Uit het voorgaande blijkt dat verzoeker een schuld van Euro 1.200,-- heeft die voortvloeit uit een veroordeling als bedoeld in artikel 358 lid 4 onder b van de Faillissementswet, ter zake van een misdrijf. Nu deze veroordeling voorts pas zeer recentelijk onherroepelijk is geworden, moet het verzoek tot toepassing van de schuldsaneringsregeling worden afgewezen op grond van het bepaalde in artikel 288 lid 2 onder c van de Faillissementswet. De rechtbank heeft daarbij in ogenschouw genomen dat het onderhavige verzoekschrift op 15 november 2011 is ingediend, terwijl de veroordeling tot betaling van Euro 1.200,-- ter ontneming van het wederrechtelijk verkregen voordeel pas kort daarna onherroepelijk is geworden. Strikt genomen is er dus geen sprake van een veroordeling die onherroepelijk is geworden binnen vijf jaar vóór de dag van het verzoekschrift, zoals in bovengenoemd wetsartikel is bepaald. De rechtbank is echter van oordeel dat een redelijke wetstoepassing met zich meebrengt dat aan toepassing van de schuldsaneringsregeling ook in de weg staat een schuld die voortvloeit uit een strafrechtelijke veroordeling als de onderhavige welke veroordeling eerst kort na indiening van het verzoekschrift onherroepelijk is geworden. Dit geldt temeer nu in artikel 288 lid 2 onder c van de Faillissementswet is bepaald dat de rechter ook een langere termijn in acht kan nemen dan de periode van vijf jaar voorafgaande aan het verzoekschrift.

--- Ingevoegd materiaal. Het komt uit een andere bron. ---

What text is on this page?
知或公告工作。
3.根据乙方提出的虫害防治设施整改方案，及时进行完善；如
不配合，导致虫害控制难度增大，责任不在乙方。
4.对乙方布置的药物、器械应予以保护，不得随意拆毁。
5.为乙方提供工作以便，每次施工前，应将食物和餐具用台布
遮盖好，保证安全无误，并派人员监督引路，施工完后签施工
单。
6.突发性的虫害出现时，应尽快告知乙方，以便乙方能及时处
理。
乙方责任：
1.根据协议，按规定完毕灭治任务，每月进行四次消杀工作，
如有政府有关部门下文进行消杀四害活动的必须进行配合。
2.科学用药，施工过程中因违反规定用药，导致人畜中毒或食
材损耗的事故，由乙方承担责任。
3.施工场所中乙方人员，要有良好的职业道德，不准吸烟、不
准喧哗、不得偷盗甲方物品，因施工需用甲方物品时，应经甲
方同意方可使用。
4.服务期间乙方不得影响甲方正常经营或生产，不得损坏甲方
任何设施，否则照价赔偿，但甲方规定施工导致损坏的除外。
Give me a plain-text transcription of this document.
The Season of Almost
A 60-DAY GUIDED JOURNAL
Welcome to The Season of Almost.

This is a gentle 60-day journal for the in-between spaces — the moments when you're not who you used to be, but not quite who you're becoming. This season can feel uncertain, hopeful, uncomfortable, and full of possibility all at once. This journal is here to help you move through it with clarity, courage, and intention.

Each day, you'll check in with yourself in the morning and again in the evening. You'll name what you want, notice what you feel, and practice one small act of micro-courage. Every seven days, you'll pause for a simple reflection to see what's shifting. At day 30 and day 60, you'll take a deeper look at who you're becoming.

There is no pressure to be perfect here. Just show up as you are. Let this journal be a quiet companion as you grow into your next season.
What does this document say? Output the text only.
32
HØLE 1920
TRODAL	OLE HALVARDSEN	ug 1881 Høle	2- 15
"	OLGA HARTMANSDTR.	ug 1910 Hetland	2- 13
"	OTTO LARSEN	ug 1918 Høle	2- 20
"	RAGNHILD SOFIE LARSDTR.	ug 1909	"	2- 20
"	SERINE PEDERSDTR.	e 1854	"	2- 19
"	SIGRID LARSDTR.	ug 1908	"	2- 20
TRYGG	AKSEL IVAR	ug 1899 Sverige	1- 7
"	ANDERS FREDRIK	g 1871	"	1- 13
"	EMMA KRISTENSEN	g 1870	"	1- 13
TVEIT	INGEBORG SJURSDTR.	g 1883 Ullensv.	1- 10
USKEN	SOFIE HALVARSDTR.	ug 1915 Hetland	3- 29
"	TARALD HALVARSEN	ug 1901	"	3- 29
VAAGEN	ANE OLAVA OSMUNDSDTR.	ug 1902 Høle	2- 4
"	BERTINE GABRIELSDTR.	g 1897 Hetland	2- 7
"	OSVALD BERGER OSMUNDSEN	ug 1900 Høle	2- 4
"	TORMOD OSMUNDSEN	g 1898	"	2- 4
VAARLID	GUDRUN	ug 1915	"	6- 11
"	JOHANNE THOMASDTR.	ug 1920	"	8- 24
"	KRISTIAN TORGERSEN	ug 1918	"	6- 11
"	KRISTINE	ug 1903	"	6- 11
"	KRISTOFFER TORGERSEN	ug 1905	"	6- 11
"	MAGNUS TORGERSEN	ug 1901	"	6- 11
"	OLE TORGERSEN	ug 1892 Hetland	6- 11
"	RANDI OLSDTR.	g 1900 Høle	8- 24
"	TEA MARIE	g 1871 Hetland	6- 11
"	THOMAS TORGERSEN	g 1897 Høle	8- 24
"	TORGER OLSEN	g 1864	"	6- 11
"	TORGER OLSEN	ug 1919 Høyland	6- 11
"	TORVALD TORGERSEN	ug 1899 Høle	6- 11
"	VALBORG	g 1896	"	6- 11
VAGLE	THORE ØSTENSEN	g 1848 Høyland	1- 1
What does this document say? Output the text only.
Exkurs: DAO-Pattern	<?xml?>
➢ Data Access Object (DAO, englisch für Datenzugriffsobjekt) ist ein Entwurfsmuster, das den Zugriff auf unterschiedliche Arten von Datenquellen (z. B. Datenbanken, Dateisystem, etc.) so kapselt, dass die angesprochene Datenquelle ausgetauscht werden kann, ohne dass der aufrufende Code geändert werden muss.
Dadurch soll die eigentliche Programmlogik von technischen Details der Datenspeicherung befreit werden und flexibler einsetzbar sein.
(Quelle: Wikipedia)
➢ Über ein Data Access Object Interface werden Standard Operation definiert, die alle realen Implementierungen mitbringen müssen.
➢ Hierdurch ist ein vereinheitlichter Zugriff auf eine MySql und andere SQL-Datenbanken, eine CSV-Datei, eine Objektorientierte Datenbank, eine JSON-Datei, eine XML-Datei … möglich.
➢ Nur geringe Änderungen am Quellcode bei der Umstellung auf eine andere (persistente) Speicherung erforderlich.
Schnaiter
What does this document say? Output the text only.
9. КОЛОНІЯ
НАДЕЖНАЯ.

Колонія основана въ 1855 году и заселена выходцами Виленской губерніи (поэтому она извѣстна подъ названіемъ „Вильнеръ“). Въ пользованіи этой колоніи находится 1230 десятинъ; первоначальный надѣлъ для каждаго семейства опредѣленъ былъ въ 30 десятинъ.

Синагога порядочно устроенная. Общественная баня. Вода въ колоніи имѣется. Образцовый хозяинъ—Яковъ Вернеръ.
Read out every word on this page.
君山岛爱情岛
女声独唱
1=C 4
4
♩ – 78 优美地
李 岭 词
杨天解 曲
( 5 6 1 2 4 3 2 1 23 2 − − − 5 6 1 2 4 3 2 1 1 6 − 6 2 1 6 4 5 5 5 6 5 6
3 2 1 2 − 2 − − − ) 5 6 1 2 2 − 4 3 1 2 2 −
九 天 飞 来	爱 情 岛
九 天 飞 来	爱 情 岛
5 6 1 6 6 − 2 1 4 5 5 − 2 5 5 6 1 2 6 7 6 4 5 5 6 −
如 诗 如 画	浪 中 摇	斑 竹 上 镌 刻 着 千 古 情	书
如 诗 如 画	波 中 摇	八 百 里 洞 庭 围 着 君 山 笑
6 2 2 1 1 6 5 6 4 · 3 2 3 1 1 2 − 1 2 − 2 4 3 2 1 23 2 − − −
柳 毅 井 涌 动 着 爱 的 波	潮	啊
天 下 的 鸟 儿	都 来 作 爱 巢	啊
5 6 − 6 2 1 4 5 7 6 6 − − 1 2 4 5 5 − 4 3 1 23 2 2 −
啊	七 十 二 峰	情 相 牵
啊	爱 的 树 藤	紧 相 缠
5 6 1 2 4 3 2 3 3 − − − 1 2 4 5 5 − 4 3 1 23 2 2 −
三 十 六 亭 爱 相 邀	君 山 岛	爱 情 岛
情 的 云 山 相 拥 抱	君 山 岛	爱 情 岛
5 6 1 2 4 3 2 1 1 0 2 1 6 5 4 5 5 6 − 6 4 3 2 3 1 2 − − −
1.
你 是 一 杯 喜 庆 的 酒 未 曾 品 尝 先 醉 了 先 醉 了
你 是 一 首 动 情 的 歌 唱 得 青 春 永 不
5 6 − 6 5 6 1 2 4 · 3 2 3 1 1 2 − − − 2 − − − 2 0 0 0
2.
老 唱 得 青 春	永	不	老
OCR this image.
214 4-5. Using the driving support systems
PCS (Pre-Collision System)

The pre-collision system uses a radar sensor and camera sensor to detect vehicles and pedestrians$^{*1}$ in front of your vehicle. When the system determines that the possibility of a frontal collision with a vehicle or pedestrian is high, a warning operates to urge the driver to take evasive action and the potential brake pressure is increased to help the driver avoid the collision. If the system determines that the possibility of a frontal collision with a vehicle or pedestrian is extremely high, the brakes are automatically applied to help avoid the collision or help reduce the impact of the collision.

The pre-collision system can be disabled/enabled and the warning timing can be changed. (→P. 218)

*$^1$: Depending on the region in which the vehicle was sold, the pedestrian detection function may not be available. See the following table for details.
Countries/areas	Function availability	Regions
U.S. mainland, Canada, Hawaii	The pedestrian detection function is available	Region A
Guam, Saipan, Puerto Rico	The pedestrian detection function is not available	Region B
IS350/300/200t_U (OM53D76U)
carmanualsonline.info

Tenslotte overweegt de rechtbank nog dat zij verzoeker niet te goeder trouw acht ten aanzien van het ontstaan van de schuld aan het UWV van Euro 2.274,40, aangezien deze schuld het gevolg is van een door verzoeker gepleegd misdrijf, te weten het exploiteren van een hennepkwekerij. Nu deze schuld voorts is ontstaan in de periode van vijf jaar voorafgaande aan de indiening van het onderhavige verzoekschrift, is ten aanzien van verzoeker niet voldaan aan het bepaalde in artikel 288 lid 1 onder b van de Faillissementswet. Het verzoek moet daarom ook op deze grond worden afgewezen.
4. De beslissing.
De rechtbank:
- wijst het verzoek af.
Dit vonnis is gewezen door mr. Hulskes, en uitgesproken ter openbare terechtzitting van 28 december 2011 in tegenwoordigheid van de griffier, zijnde de griffier buiten staat dit vonnis mede te ondertekenen.